Project monitoring, reporting and verification phase

Tracking and ensuring the validity of the results of climate finance investments is particularly challenging. The highly technical nature of climate adaptation and mitigation action makes it easier for a small number of experts and vested interests to control and potentially distort information. This factor has proven especially problematic in monitoring carbon emissions reductions and, by extension, carbon trading schemes, many of which have been hampered by allegations of fraud.[1]
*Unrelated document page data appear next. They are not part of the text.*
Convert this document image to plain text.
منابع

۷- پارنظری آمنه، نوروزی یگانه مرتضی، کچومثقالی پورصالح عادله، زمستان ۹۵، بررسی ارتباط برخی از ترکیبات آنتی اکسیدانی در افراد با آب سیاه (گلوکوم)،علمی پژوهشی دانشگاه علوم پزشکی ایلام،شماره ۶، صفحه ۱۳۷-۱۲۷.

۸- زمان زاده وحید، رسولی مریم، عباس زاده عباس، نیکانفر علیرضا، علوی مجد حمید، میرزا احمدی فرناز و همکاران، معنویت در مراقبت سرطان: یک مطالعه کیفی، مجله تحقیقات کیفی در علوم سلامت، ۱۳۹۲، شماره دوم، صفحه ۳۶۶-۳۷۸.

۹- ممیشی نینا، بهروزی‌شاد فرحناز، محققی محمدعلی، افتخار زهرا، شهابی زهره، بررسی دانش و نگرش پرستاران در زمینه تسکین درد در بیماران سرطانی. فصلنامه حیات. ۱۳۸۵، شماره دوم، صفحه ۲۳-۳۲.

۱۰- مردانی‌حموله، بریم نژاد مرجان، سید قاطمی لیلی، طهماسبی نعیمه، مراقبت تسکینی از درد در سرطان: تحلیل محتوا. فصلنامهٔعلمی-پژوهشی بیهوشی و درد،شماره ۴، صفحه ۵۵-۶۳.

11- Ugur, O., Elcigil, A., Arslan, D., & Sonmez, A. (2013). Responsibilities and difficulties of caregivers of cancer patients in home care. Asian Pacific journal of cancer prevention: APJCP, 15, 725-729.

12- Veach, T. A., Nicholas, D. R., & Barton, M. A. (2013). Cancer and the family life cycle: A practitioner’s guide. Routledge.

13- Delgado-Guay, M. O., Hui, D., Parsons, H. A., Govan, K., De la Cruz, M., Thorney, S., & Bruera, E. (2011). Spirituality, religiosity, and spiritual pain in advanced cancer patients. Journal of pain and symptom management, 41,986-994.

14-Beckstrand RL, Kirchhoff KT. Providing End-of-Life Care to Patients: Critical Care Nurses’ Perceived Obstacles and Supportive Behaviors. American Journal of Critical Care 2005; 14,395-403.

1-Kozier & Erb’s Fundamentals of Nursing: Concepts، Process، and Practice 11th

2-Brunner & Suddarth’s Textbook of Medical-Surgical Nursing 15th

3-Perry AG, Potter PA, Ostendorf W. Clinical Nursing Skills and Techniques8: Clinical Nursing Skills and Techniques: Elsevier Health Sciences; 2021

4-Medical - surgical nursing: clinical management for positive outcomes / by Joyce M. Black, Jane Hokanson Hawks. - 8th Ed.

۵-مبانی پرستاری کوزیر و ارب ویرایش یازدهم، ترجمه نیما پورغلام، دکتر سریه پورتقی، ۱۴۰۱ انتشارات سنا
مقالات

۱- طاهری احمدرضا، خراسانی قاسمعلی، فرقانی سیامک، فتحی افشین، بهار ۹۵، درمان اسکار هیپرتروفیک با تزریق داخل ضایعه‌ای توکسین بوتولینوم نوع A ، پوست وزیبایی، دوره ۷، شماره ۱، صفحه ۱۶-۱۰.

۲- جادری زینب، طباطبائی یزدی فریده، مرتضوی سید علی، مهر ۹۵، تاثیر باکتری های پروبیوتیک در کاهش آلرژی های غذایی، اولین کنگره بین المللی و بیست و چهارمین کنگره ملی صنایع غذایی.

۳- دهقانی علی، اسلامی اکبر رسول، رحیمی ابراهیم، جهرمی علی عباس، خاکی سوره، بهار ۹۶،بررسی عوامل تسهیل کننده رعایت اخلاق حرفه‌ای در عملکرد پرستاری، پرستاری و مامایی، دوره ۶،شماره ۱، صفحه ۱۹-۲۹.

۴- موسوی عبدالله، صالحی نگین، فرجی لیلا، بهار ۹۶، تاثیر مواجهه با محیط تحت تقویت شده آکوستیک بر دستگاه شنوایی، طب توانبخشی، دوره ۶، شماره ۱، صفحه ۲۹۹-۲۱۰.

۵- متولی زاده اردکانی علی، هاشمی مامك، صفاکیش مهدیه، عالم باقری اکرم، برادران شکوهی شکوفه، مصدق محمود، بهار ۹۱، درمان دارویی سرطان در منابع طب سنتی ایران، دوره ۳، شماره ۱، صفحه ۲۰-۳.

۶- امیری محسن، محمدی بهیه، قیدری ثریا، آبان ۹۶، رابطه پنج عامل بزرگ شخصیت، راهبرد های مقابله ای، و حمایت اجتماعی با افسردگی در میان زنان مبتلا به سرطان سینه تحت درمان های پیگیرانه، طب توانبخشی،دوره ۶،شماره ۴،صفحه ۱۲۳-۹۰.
Specific governance challenges are associated with the monitoring reporting and verification (MRV) of REDD+ schemes.[2] The forest carbon stocks which would need to be regularly calculated under countrywide REDD+ commitments are often measured by one central facility relying on large amounts of remotely sensed data, raising corruption risks among the various government bodies, consultancies and research organisations with the technical capacity for undertaking the measurement of forest carbon stocks. Conflicts of interests could arise where those who are set to benefit from REDD+ payments could play a role or exert influence over the MRV process. Verifiers could intentionally distort their analysis to achieve a more favourable measurement, for example by measuring only certain variables, leaving out relevant leakage effects (where a REDD+ conservation project puts pressure on forest resources elsewhere, resulting in emissions from logging simply being displaced) or by carefully selecting the sites for collecting data to result in a more favourable, and profitable, measurement.